Allez, je me fend d'un bref compte rendu de la lecture. Cette histoire nous confronte à une certain résistance face à l'occupation Nazie. Les secrets de famille, le regard du père sur l'enfant. L'histoire est courte, mais menée d'une main de maître, si bien que nombre de sentiments sont remués dans le coeur du lecteur qui l'amènent à réfléchir, à se poser des questions sur lui, son passé, sa famille, son regard sur ses proches, voire à se demander ce que lui, aurait fait à la place d'un tel ou d'un tel...

Allez 19/20, parce que je le préfère au livre que j'ai critiqué juste avant^^

Une phrase?
Mon père, c'est le plus chic des types! (Encore une phrase qui n'est pas tirée du livre!)

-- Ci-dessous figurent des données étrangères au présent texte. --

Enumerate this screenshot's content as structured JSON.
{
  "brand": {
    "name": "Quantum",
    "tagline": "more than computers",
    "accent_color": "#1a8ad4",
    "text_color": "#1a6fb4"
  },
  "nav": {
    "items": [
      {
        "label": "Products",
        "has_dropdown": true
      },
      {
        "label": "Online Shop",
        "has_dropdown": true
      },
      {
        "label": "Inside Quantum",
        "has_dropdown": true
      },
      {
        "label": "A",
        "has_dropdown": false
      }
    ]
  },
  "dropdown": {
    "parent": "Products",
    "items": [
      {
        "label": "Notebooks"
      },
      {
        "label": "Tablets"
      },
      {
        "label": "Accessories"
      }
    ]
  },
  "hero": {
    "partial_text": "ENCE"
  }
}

Le Grand Meaulnes de Fournier

Bonjour,
Alors! Le Grand Meaulnes, on a tous entendu parlé au moins une fois dans sa vie de ce livre. Ce qu'on ne dit JAMAIS, c'est que c'est un livre qui est étonnant pour le style! On ne se rend pas compte à quel point il n'est pas "classique"!

Ce livre raconte l'histoire de deux garçons qui vivent dans l'époque de nos parents, ils vont ensemble à l'école où ils vivent. L'un d'eux est plus grand que les autres de sa classe et rien que d'être avec lui c'est l'aventure. Mais tout à coup, un schéma qui se veut assez "classique", devient tout à coup fantastique. C'est à dire qu'on ne se rend pas compte au départ qu'on risque de se demander si le héros a rêvé, si c'est la réalité, ou quoi.
Puis ensuite l'histoire retombe dans une certaine "normalité".
En gros, on voit la vie d'un enfant qui au final n'en sera plus un, mais tout au long, on veut lire la page suivante, on veut savoir ce qui va se passer. Et l'idée même de relire cette histoire me procure l'image d'un rêve éveillé^^

Chouette livre auquel je mettrais sans problème un 18/20 juste pour ne pas mettre de note maximale!

1984 de Orwell

Bonjour,
Je viens de terminer ma lecture de la semaine: 1984!
Je n'ai que deux grandes choses à dire, j'ai raté ce livre dans mes jeunes années en passant souvent à côté et en me disant que c'était inutile, et deuxième point, je suis déçu car j'ai vu le Film Equilibrium.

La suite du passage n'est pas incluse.